Температура продолжала мучить меня все это время и лишь к выходным стала понемногу отступать. К этому времени я успела избавиться от любых напоминаний о том, что Маркушин Антон когда-то присутствовал в моей жизни. Вышвырнула оставленную им футболку, удалила его снимки из фотогалереи, вычистила всю историю сообщений и отправила в отдел кадров заявление на увольнение. Не раскисать помогала праведная злость. Ведь при любых обстоятельствах можно расстаться достойно. К пятнице Антон и достоинство в моих глазах превратились в антонимы.
А потом случается неожиданное: в воскресенье утром в мою дверь раздается звонок. К этому времени я окончательно выжгла мысли о возвращении Антона в свою жизнь, и потому очертания его фигуры, обнаружившиеся в глазке, становятся для меня не просто сюрпризом, а сюрпризищем.

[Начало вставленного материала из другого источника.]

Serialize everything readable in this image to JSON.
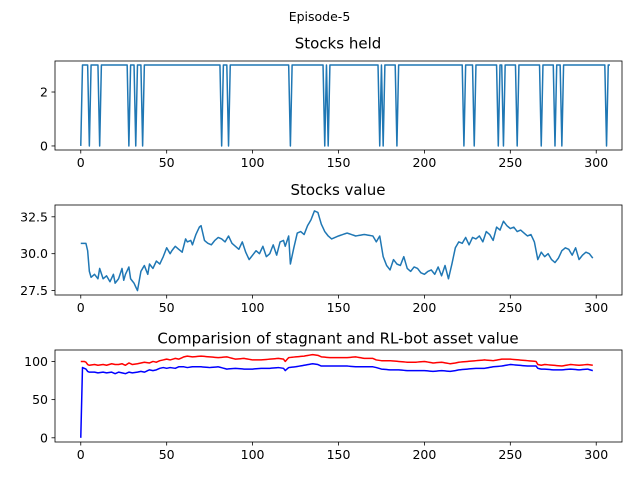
{
  "figure": {
    "suptitle": "Episode-5"
  },
  "chart_data": [
    {
      "type": "line",
      "title": "Stocks held",
      "xlabel": "",
      "ylabel": "",
      "xlim": [
        -15,
        315
      ],
      "ylim": [
        -0.15,
        3.15
      ],
      "xticks": [
        0,
        50,
        100,
        150,
        200,
        250,
        300
      ],
      "yticks": [
        0,
        2
      ],
      "grid": false,
      "series": [
        {
          "color": "#1f77b4",
          "values": [
            0,
            3,
            3,
            3,
            3,
            0,
            3,
            3,
            3,
            3,
            3,
            0,
            3,
            3,
            3,
            3,
            3,
            3,
            3,
            3,
            3,
            3,
            3,
            3,
            3,
            3,
            3,
            3,
            0,
            3,
            3,
            3,
            0,
            3,
            3,
            3,
            0,
            3,
            3,
            3,
            3,
            3,
            3,
            3,
            3,
            3,
            3,
            3,
            3,
            3,
            3,
            3,
            3,
            3,
            3,
            3,
            3,
            3,
            3,
            3,
            3,
            3,
            3,
            3,
            3,
            3,
            3,
            3,
            3,
            3,
            3,
            3,
            3,
            3,
            3,
            3,
            3,
            3,
            3,
            3,
            3,
            3,
            0,
            3,
            3,
            3,
            0,
            3,
            3,
            3,
            3,
            3,
            3,
            3,
            3,
            3,
            3,
            3,
            3,
            3,
            3,
            3,
            3,
            3,
            3,
            3,
            3,
            3,
            3,
            3,
            3,
            3,
            3,
            3,
            3,
            3,
            3,
            3,
            3,
            3,
            3,
            3,
            0,
            3,
            3,
            3,
            3,
            3,
            3,
            3,
            3,
            3,
            3,
            3,
            3,
            3,
            3,
            3,
            3,
            3,
            3,
            3,
            0,
            3,
            0,
            3,
            3,
            3,
            3,
            3,
            3,
            3,
            3,
            3,
            3,
            3,
            3,
            3,
            3,
            3,
            3,
            3,
            3,
            3,
            3,
            3,
            3,
            3,
            3,
            3,
            3,
            3,
            3,
            3,
            0,
            3,
            0,
            3,
            3,
            3,
            3,
            3,
            3,
            3,
            0,
            3,
            3,
            3,
            3,
            3,
            3,
            3,
            3,
            3,
            3,
            3,
            3,
            3,
            3,
            3,
            3,
            3,
            3,
            3,
            3,
            3,
            3,
            3,
            3,
            3,
            3,
            3,
            3,
            3,
            3,
            3,
            3,
            3,
            3,
            3,
            3,
            3,
            3,
            0,
            3,
            3,
            3,
            3,
            3,
            0,
            3,
            3,
            3,
            3,
            3,
            3,
            3,
            3,
            3,
            3,
            3,
            3,
            3,
            0,
            3,
            3,
            0,
            3,
            3,
            3,
            3,
            3,
            3,
            3,
            0,
            3,
            3,
            3,
            3,
            3,
            3,
            3,
            3,
            3,
            3,
            3,
            3,
            3,
            0,
            3,
            3,
            3,
            3,
            3,
            3,
            3,
            0,
            3,
            3,
            3,
            0,
            3,
            3,
            3,
            3,
            3,
            3,
            3,
            3,
            3,
            3,
            3,
            3,
            3,
            3,
            3,
            3,
            3,
            3,
            3,
            3,
            3,
            3,
            3,
            3,
            3,
            0,
            3,
            3
          ]
        }
      ]
    },
    {
      "type": "line",
      "title": "Stocks value",
      "xlabel": "",
      "ylabel": "",
      "xlim": [
        -15,
        315
      ],
      "ylim": [
        27.2,
        33.3
      ],
      "xticks": [
        0,
        50,
        100,
        150,
        200,
        250,
        300
      ],
      "yticks": [
        27.5,
        30.0,
        32.5
      ],
      "ytick_labels": [
        "27.5",
        "30.0",
        "32.5"
      ],
      "grid": false,
      "series": [
        {
          "color": "#1f77b4",
          "keypoints_x": [
            0,
            3,
            4,
            5,
            6,
            8,
            10,
            11,
            13,
            15,
            17,
            19,
            20,
            22,
            24,
            25,
            26,
            28,
            29,
            31,
            33,
            35,
            37,
            39,
            40,
            42,
            44,
            46,
            48,
            50,
            52,
            53,
            55,
            57,
            59,
            61,
            62,
            64,
            65,
            67,
            69,
            70,
            72,
            74,
            76,
            78,
            80,
            82,
            84,
            86,
            88,
            90,
            92,
            94,
            96,
            98,
            100,
            102,
            104,
            106,
            108,
            110,
            112,
            114,
            116,
            118,
            119,
            121,
            122,
            124,
            126,
            128,
            130,
            132,
            134,
            136,
            138,
            140,
            142,
            144,
            146,
            148,
            150,
            155,
            160,
            165,
            170,
            172,
            174,
            176,
            178,
            180,
            182,
            184,
            186,
            188,
            190,
            192,
            194,
            196,
            198,
            200,
            202,
            204,
            206,
            208,
            210,
            212,
            214,
            216,
            218,
            220,
            222,
            224,
            226,
            228,
            230,
            232,
            234,
            236,
            238,
            240,
            242,
            244,
            246,
            248,
            250,
            252,
            254,
            256,
            258,
            260,
            262,
            264,
            266,
            268,
            270,
            272,
            274,
            276,
            278,
            280,
            282,
            284,
            286,
            288,
            290,
            292,
            294,
            296,
            298
          ],
          "keypoints_y": [
            30.7,
            30.7,
            30.2,
            28.8,
            28.4,
            28.6,
            28.3,
            29.0,
            28.3,
            28.5,
            28.1,
            28.6,
            28.0,
            28.3,
            29.0,
            28.2,
            28.6,
            29.1,
            28.3,
            28.0,
            27.5,
            28.8,
            29.2,
            28.6,
            29.3,
            29.0,
            29.5,
            29.3,
            29.8,
            30.4,
            30.0,
            30.2,
            30.5,
            30.3,
            30.1,
            31.0,
            30.8,
            30.9,
            30.6,
            31.3,
            31.8,
            31.9,
            30.9,
            30.7,
            30.6,
            30.9,
            31.1,
            31.0,
            30.8,
            31.2,
            30.7,
            30.5,
            30.3,
            30.8,
            30.1,
            29.6,
            29.9,
            30.2,
            30.0,
            30.5,
            29.8,
            30.0,
            30.6,
            29.9,
            30.8,
            30.9,
            30.5,
            31.2,
            29.3,
            30.4,
            31.4,
            31.5,
            31.3,
            31.9,
            32.3,
            32.9,
            32.8,
            32.0,
            31.5,
            31.2,
            31.0,
            31.1,
            31.2,
            31.4,
            31.2,
            31.3,
            31.2,
            30.8,
            31.2,
            29.8,
            29.2,
            28.9,
            29.6,
            29.3,
            29.2,
            29.8,
            29.0,
            28.8,
            29.1,
            29.0,
            28.7,
            28.6,
            28.8,
            28.9,
            28.6,
            29.1,
            28.5,
            29.2,
            28.3,
            29.3,
            30.4,
            30.8,
            30.7,
            31.1,
            30.6,
            31.1,
            31.0,
            31.2,
            30.8,
            31.5,
            31.3,
            30.9,
            31.8,
            31.6,
            32.2,
            31.9,
            31.7,
            31.8,
            31.5,
            31.6,
            31.4,
            31.2,
            31.3,
            30.8,
            29.6,
            30.1,
            29.8,
            30.0,
            29.6,
            29.4,
            29.7,
            30.2,
            30.4,
            30.3,
            29.9,
            30.4,
            29.6,
            29.9,
            30.1,
            30.0,
            29.7
          ]
        }
      ]
    },
    {
      "type": "line",
      "title": "Comparision of stagnant and RL-bot asset value",
      "xlabel": "",
      "ylabel": "",
      "xlim": [
        -15,
        315
      ],
      "ylim": [
        -5.5,
        115
      ],
      "xticks": [
        0,
        50,
        100,
        150,
        200,
        250,
        300
      ],
      "yticks": [
        0,
        50,
        100
      ],
      "grid": false,
      "series": [
        {
          "color": "#ff0000",
          "keypoints_x": [
            0,
            2,
            3,
            4,
            5,
            8,
            10,
            13,
            15,
            18,
            20,
            22,
            24,
            26,
            28,
            30,
            33,
            35,
            37,
            40,
            42,
            44,
            46,
            48,
            50,
            52,
            55,
            57,
            60,
            62,
            65,
            70,
            75,
            80,
            85,
            90,
            95,
            100,
            105,
            110,
            115,
            118,
            119,
            121,
            125,
            130,
            135,
            138,
            140,
            145,
            150,
            155,
            160,
            165,
            170,
            172,
            175,
            180,
            185,
            190,
            195,
            200,
            205,
            210,
            215,
            218,
            220,
            225,
            230,
            235,
            240,
            245,
            250,
            255,
            260,
            265,
            266,
            268,
            270,
            275,
            280,
            285,
            290,
            295,
            298
          ],
          "keypoints_y": [
            100,
            100,
            99,
            96,
            95,
            96,
            95,
            96,
            95,
            97,
            96,
            96,
            97,
            95,
            98,
            96,
            97,
            98,
            99,
            98,
            100,
            99,
            101,
            102,
            103,
            102,
            104,
            103,
            106,
            107,
            106,
            107,
            106,
            105,
            106,
            103,
            104,
            102,
            102,
            103,
            104,
            103,
            100,
            105,
            106,
            107,
            109,
            108,
            106,
            105,
            105,
            105,
            106,
            104,
            104,
            102,
            101,
            101,
            100,
            99,
            99,
            100,
            98,
            99,
            97,
            98,
            99,
            100,
            101,
            102,
            101,
            103,
            103,
            102,
            101,
            100,
            96,
            95,
            96,
            95,
            94,
            96,
            95,
            96,
            95
          ]
        },
        {
          "color": "#0000ff",
          "keypoints_x": [
            0,
            1,
            2,
            3,
            4,
            5,
            8,
            10,
            13,
            15,
            18,
            20,
            22,
            24,
            26,
            28,
            30,
            33,
            35,
            37,
            40,
            42,
            44,
            46,
            48,
            50,
            52,
            55,
            57,
            60,
            62,
            65,
            70,
            75,
            80,
            85,
            90,
            95,
            100,
            105,
            110,
            115,
            118,
            119,
            121,
            125,
            130,
            135,
            138,
            140,
            145,
            150,
            155,
            160,
            165,
            170,
            172,
            175,
            180,
            185,
            190,
            195,
            200,
            205,
            210,
            215,
            218,
            220,
            225,
            230,
            235,
            240,
            245,
            250,
            255,
            260,
            265,
            266,
            268,
            270,
            275,
            280,
            285,
            290,
            295,
            298
          ],
          "keypoints_y": [
            0,
            92,
            91,
            90,
            87,
            86,
            86,
            85,
            86,
            85,
            86,
            84,
            86,
            85,
            84,
            86,
            85,
            86,
            87,
            86,
            89,
            88,
            89,
            91,
            92,
            91,
            92,
            91,
            93,
            93,
            92,
            93,
            93,
            92,
            93,
            90,
            91,
            90,
            90,
            91,
            91,
            92,
            91,
            88,
            92,
            93,
            95,
            97,
            96,
            94,
            94,
            94,
            94,
            93,
            93,
            93,
            92,
            90,
            89,
            89,
            88,
            88,
            88,
            87,
            88,
            87,
            88,
            89,
            90,
            91,
            91,
            93,
            94,
            96,
            95,
            94,
            94,
            91,
            90,
            90,
            89,
            89,
            90,
            89,
            90,
            88
          ]
        }
      ]
    }
  ]
}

Вернув своему бледному, осунувшемуся после болезни лицу выражение «Раздраженная сука», я открываю дверь.
— Привет, — глухо произносит он и с порога протягивает букет роз. — Можно зайду?

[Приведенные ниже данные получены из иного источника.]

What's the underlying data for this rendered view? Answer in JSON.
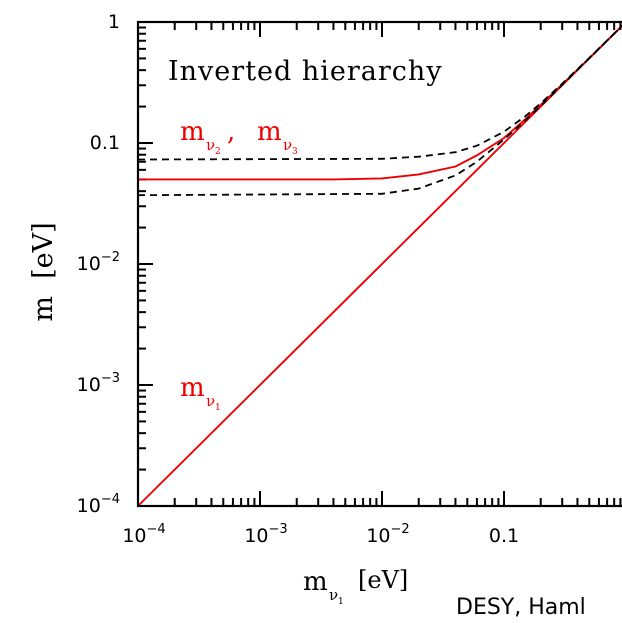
{
  "chart_data": {
    "type": "line",
    "annotation": "Inverted hierarchy",
    "xlabel_main": "m",
    "xlabel_sub": "ν",
    "xlabel_subsub": "1",
    "xlabel_unit": "[eV]",
    "ylabel": "m  [eV]",
    "footer": "DESY, Haml",
    "x_scale": "log",
    "y_scale": "log",
    "xlim": [
      0.0001,
      1
    ],
    "ylim": [
      0.0001,
      1
    ],
    "x_ticks": [
      {
        "value": 0.0001,
        "base": "10",
        "exp": "−4"
      },
      {
        "value": 0.001,
        "base": "10",
        "exp": "−3"
      },
      {
        "value": 0.01,
        "base": "10",
        "exp": "−2"
      },
      {
        "value": 0.1,
        "base": "0.1",
        "exp": ""
      }
    ],
    "y_ticks": [
      {
        "value": 0.0001,
        "base": "10",
        "exp": "−4"
      },
      {
        "value": 0.001,
        "base": "10",
        "exp": "−3"
      },
      {
        "value": 0.01,
        "base": "10",
        "exp": "−2"
      },
      {
        "value": 0.1,
        "base": "0.1",
        "exp": ""
      },
      {
        "value": 1,
        "base": "1",
        "exp": ""
      }
    ],
    "series_labels": {
      "m2m3": {
        "m": "m",
        "nu": "ν",
        "sub_a": "2",
        "sub_b": "3",
        "sep": ","
      },
      "m1": {
        "m": "m",
        "nu": "ν",
        "sub_a": "1"
      }
    },
    "series": [
      {
        "label_ref": "m2m3",
        "style": "solid",
        "color": "#ee0000",
        "x": [
          0.0001,
          0.004,
          0.01,
          0.02,
          0.04,
          0.06,
          0.1,
          0.15,
          0.2,
          0.3,
          0.5,
          0.7,
          1.0
        ],
        "y": [
          0.05,
          0.05,
          0.051,
          0.055,
          0.064,
          0.079,
          0.11,
          0.158,
          0.206,
          0.304,
          0.502,
          0.701,
          1.0
        ]
      },
      {
        "label_ref": "m1",
        "style": "solid",
        "color": "#ee0000",
        "x": [
          0.0001,
          1.0
        ],
        "y": [
          0.0001,
          1.0
        ]
      },
      {
        "style": "dashed",
        "color": "#000000",
        "x": [
          0.0001,
          0.01,
          0.02,
          0.04,
          0.06,
          0.1,
          0.15,
          0.2,
          0.3,
          0.5,
          0.7,
          1.0
        ],
        "y": [
          0.073,
          0.074,
          0.077,
          0.084,
          0.095,
          0.124,
          0.167,
          0.213,
          0.309,
          0.505,
          0.703,
          1.0
        ]
      },
      {
        "style": "dashed",
        "color": "#000000",
        "x": [
          0.0001,
          0.01,
          0.02,
          0.04,
          0.06,
          0.1,
          0.15,
          0.2,
          0.3,
          0.5,
          0.7,
          1.0
        ],
        "y": [
          0.037,
          0.038,
          0.042,
          0.054,
          0.07,
          0.107,
          0.154,
          0.203,
          0.302,
          0.501,
          0.701,
          1.0
        ]
      }
    ],
    "grid": false,
    "legend": "none"
  }
}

Растерявшись, я мешкаю, но потом все же забираю цветы и отступаю назад.
— Для чего пришел? — холодно уточняю я, когда дверь захлопывается.
Антон трет лицо, смотрит себе под ноги — и только потом мне в глаза.
— Все, Ксюш, я ушел. К тебе.
36
От услышанного выражение сучности на моем лице трансформируется в растерянность. Если еще несколько секунд назад, увидев Антона под своей дверью, я собиралась вылить на него ушат словесного дерьма и запретить когда-либо появляться, то сейчас не сразу нахожусь, что сказать.
Прижав цветы к груди, я просто стою и глазею на него. Выглядит Антон, мягко говоря, хреново. Лицо осунулось, взгляд потух, а на ровном, на зависть его ровесникам лбу, обозначилась глубокая морщина. Не зная ситуации, можно было бы предположить, что он пару месяцев постился в индийском ашраме, питаясь исключительно праной и не имея возможности нормально поспать.
— И чего ты ждешь от меня? — Боковым зрением я ловлю свое отражение в зеркале, обнаруживая что тоже выгляжу хреново. Пожалуй, даже хуже, чем Антон.
Помолчав, он безвольно пожимает плечами. Видимо, в ашраме над ним еще изрядно потрудились дементоры.
— Серьезно, чего ты ждешь? — Мой голос крепнет, подпитываемый воспрявшей обидой. — После самого унизительного эпизода в моей жизни ты пропадаешь на неделю и никак не даешь о себе знать. Даже сообщения не удосужился прислать с вопросом: «У тебя все ок, Ксюша?»
— Извини, — хрипло произносит он, поднимая на меня измученный взгляд. — У меня была сложная неделя.
— У меня представь себе тоже! — рявкаю я, не желая и в этот раз быть понимающей и всепрощающей. — Все это время у меня была температура!
— Прости. Если бы я об этом знал, то непременно бы приехал.
Прикрыв глаза, я выпускаю сквозь сжатые зубы воздух злости. То есть предполагалось, что после случившегося, я должна была позвонить ему и поплакаться о плохом самочувствии? Человеку, который на протяжении полугода сам звонил каждое утро, чтобы справиться о моем настроении?
— Антон, — чеканю я, сжав в руках колючие стебли. — Понятия не имею о какой любви ты все это время толковал, потому что здесь я ее абсолютно не вижу. Я допускаю, что тебе было сложно — видела, какие задатки футболиста демонстрирует твоя действующая супруга. Но ты хотя бы на мгновение подумал, каково было мне? Целую неделю от тебя не было вестей! Я удалила все твои фотографии… Избавилась от каждой твоей вещи. И после всего этого ты появляешься со словами: Дорогая, я ушел.